Nothing to be afraid of. (Photo Credit: Flickr User Jonathan, licensed under CC BY 2.0)

People who work in philanthropy are often are urged to “take more risks,” but I think better advice would be to try to recognize how few risks we face—and run with it. While we don’t always take full advantage of the opportunity, many grantmakers can take three types of actions that are risky for government agencies that are directly accountable to the taxpayers and (hopefully) closely watched by the media, and for those in the for-profit sector who have a duty to shareholders. These three things are: abandoning the old for new (and maybe better) ideas, owning failure, and letting our contributions go unrecognized.

A foundation’s ability to help start up something new and untested is, I think, what most people think of as risk taking in the philanthropic sector. Many other types of funders find it extremely difficult to deviate from conventional ways of doing business, even if everyone agrees that the status quo isn’t quite working. Too many political and institutional hurdles prevent dollars from being moved from well-established programs to develop and test a new idea. And the risk-aversion of many funders plays out in the behavior of organizations they support: it can be a death-defying act for the leader of a non-profit organization to abandon a line of work that attracts dollars for one that, while promising, lacks a secure financial base.

Nowhere is this clearer than when we’re helping a new organization trying to get off the ground. Take our support to the African Center for Economic Transformation, for example. ACET was set up in 2008 as a regional think tank, with a plan to generate world-class research and provide advice to reform-minded African leaders. It was a new institution, trying a novel blend of scholarship and tailored support to tackle policy challenges—things like public sector reform, securing land tenure and easing access to land, and negotiations with investors in extractive industries. Many agencies that fund studies about African social and economic policy were interested and saw the potential value of African leadership on policy research. But they all found reasons not to divert resources from the “usual suspects,” primarily Northern think tanks and universities.

There were lots of questions: Would it be seen as legitimate?
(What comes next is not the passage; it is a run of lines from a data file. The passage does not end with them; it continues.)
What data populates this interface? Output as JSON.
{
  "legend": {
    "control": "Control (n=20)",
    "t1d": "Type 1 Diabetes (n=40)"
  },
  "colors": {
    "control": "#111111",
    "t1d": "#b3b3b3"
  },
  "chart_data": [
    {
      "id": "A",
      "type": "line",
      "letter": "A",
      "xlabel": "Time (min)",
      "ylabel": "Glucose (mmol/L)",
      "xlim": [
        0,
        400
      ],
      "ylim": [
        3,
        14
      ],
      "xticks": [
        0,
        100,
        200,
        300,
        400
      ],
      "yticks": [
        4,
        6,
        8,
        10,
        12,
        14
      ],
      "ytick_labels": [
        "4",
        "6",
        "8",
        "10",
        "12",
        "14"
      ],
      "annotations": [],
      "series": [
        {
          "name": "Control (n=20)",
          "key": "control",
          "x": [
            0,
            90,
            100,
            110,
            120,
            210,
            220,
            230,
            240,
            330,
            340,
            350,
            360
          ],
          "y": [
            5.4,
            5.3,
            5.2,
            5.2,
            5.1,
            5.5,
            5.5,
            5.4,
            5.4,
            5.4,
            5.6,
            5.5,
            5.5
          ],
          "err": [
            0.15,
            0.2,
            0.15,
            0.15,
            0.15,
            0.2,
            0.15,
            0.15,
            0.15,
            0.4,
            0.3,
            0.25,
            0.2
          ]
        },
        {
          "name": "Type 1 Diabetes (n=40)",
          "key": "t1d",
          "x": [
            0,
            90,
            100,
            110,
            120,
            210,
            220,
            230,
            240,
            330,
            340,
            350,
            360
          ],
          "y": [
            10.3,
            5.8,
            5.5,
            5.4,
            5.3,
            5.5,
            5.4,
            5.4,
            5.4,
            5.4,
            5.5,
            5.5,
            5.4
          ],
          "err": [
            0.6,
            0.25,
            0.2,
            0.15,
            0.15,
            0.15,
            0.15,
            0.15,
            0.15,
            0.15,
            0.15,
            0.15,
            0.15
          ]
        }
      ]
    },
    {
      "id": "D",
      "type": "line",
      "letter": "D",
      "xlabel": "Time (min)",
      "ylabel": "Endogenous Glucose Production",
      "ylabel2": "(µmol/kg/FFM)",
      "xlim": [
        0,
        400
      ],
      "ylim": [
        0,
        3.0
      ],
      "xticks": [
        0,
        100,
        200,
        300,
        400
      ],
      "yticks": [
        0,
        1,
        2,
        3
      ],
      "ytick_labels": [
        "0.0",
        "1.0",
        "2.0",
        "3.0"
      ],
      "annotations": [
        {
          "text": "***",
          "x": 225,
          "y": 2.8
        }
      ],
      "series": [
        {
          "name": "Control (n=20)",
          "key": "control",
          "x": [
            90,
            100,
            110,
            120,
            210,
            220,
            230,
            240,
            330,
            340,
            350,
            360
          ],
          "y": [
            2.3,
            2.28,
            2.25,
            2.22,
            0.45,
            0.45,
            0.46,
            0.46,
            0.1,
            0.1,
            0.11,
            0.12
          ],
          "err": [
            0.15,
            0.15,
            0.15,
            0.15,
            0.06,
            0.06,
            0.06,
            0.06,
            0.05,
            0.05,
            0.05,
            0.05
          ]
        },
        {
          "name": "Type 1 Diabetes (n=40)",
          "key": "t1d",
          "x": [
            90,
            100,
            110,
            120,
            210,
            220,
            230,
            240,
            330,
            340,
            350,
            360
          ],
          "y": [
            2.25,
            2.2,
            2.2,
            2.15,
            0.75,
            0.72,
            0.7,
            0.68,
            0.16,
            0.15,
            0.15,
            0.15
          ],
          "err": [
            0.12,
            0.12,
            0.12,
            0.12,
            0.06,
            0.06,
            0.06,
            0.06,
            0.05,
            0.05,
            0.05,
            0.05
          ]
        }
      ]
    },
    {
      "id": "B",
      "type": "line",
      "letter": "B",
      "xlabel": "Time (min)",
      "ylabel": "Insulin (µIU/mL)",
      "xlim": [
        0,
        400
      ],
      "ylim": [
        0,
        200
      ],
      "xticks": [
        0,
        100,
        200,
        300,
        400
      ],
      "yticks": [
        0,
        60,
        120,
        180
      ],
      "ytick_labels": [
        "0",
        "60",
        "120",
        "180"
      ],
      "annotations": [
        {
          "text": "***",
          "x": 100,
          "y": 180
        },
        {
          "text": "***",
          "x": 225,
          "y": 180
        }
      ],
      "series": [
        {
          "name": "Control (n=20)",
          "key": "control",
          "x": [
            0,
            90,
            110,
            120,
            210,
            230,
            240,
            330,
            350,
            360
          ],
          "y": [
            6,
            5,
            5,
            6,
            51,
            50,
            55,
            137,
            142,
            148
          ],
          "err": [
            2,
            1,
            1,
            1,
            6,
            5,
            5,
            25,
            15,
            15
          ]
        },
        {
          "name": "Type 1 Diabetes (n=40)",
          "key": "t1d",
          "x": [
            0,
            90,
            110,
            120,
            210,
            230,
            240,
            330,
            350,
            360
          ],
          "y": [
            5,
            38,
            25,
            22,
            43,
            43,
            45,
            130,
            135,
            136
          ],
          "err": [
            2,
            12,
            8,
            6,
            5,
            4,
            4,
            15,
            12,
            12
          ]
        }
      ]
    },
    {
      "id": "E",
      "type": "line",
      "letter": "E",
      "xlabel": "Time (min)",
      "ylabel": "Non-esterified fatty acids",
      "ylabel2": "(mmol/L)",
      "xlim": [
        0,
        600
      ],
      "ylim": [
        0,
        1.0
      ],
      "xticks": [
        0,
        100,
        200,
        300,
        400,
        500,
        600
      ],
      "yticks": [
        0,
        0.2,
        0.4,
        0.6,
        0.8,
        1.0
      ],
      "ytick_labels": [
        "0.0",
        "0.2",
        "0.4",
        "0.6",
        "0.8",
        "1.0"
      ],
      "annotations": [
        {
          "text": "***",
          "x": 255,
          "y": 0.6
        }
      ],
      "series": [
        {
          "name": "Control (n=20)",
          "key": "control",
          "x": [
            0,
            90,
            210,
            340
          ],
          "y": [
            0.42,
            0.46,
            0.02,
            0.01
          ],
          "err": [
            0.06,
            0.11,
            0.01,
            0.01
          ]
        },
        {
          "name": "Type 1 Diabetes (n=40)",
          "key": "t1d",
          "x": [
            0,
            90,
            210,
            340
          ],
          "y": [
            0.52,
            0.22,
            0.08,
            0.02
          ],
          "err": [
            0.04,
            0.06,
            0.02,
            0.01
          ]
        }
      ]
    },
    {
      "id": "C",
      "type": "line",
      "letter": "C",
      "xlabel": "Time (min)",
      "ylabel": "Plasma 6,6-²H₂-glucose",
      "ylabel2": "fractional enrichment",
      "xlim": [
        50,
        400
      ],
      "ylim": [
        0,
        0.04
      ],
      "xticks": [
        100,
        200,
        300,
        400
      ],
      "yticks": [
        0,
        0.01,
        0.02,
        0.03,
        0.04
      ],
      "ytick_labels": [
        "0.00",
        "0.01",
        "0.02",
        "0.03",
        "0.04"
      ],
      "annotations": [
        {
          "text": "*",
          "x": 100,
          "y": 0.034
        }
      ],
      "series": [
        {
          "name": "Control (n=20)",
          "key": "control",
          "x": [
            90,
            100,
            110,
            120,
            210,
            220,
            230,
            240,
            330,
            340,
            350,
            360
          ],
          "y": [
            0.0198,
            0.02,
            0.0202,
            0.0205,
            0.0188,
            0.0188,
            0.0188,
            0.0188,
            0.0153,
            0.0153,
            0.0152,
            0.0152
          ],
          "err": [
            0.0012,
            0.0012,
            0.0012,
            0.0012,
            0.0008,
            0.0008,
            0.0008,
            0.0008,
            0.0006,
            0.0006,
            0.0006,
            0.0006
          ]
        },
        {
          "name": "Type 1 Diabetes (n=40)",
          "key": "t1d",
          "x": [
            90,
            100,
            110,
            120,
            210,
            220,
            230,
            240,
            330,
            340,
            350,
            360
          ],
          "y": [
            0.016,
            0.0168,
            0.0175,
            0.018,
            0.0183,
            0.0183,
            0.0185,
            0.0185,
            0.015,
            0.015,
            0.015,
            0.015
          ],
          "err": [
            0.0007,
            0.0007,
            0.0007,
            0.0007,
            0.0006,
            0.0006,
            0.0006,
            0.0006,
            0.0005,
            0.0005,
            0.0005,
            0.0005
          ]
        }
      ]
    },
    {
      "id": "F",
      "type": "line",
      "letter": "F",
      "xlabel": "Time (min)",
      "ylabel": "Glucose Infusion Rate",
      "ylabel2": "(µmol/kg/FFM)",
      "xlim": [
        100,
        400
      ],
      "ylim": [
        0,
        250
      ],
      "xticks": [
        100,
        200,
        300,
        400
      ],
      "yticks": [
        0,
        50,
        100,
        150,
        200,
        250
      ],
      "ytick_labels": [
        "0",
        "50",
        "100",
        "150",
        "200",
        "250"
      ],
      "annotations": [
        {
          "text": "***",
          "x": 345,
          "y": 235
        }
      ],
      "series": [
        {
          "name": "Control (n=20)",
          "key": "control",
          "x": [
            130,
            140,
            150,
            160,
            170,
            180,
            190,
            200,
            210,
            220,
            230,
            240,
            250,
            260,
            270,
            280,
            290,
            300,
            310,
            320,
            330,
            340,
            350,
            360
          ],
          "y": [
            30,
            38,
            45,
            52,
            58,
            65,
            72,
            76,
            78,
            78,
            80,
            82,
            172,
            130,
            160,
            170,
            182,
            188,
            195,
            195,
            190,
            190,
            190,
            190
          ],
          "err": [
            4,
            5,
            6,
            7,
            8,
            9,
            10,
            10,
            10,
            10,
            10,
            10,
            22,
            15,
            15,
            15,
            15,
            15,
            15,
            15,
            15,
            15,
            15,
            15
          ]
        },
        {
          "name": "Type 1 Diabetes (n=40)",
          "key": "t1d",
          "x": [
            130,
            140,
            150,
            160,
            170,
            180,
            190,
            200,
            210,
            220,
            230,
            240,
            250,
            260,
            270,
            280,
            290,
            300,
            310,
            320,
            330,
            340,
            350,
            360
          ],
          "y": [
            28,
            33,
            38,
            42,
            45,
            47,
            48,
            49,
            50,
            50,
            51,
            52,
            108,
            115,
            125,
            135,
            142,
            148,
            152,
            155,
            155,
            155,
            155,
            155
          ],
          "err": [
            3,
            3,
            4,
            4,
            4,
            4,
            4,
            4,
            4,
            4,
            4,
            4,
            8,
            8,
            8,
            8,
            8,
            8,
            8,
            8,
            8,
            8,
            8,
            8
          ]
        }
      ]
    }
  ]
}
Would the leader, K.Y. Amoako, be able to attract high-caliber colleagues to Accra, Ghana? Would the research put new options on the table?

The only way to know was to try, and the only way to try was to provide unrestricted institutional support over several years. So we did. And in this case, it’s paid off. Using the start-up funds from the Hewlett Foundation and a few others, ACET proved itself, and answered all of those questions with a resounding yes. Now, current and future funders can invest in the work of an organization that has a solid track record of producing high quality work and having impact in complex African policy contexts. We took a calculated risk so that others would have a safer bet to make later on.

Some of the time, though, the new ideas don’t work out. Though, let’s face it, a lot of old, “we’ve always done it this way” ideas don’t work, either. The difference between the foundation world and more fraught environments, where politicians or investors are hovering around, is not that we can fail more. It’s that when we fail we can, if we choose, be honest and open about what went wrong, without facing significant negative consequences.

The latitude to reveal failure is not a given in a foundation; it comes from a Board and President who understand that real-world change is slow, difficult, and reversible, and who take a measure of pride in a reputation for candor and learning. What this means for those of us making the grants and evaluating their effectiveness is that we can look without blinders at whether the assumptions underpinning our strategies are wrong; and we can permit ourselves to ask hard questions about the current performance of organizations we’ve supported for a long time. These are not easy tasks, technically or psychologically, and you can’t tackle them every day without driving yourself into a state of paralysis. But it’s a gift to any professional to be able to reflect, talk, and write about the uncertainties that are intrinsic to our work:  to doubt, to be curious and to learn. What this means for the fields in which we work is that we’re sometimes able to save others the trouble (and risk) of making the same mistakes we have.

We also are protected from the danger that our good works won’t be recognized. That is, we can be a quiet partner if that’s what’s needed. Foundations generally don’t face any risk at all if our biggest successes are not attributed to us. No amount of praise, no matter how well deserved, will change the size of our endowment. Again, this is very different than funders who depend on their reputation as good stewards of public dollars, and who are competing with other agencies. And it’s certainly different than leaders of non-profit organizations, who feel they must demonstrate to their supporters that they are having an outsized impact if they’re going to get them to pull out their checkbook once more.

In fact, I’ve come to see that much of the impact we’re seeking can only come if others—often those who have more resources but work in politically complicated environments—can cherry-pick winning ideas, make sizeable investments, and call them their own. As Harry Truman famously said, “It is amazing what you can accomplish if you do not care who gets the credit.” It is a motto for foundations to live by.

Having worked in other types of organizations, where the choices were often limited less by resources than by risk-aversion, I know a foundation can be a special sort of place. I don’t think we always take full advantage—perhaps because it’s hard for people to realize how free they really are—but one measure of our success should be how much we use our unusual perch to make the world a safer place for others.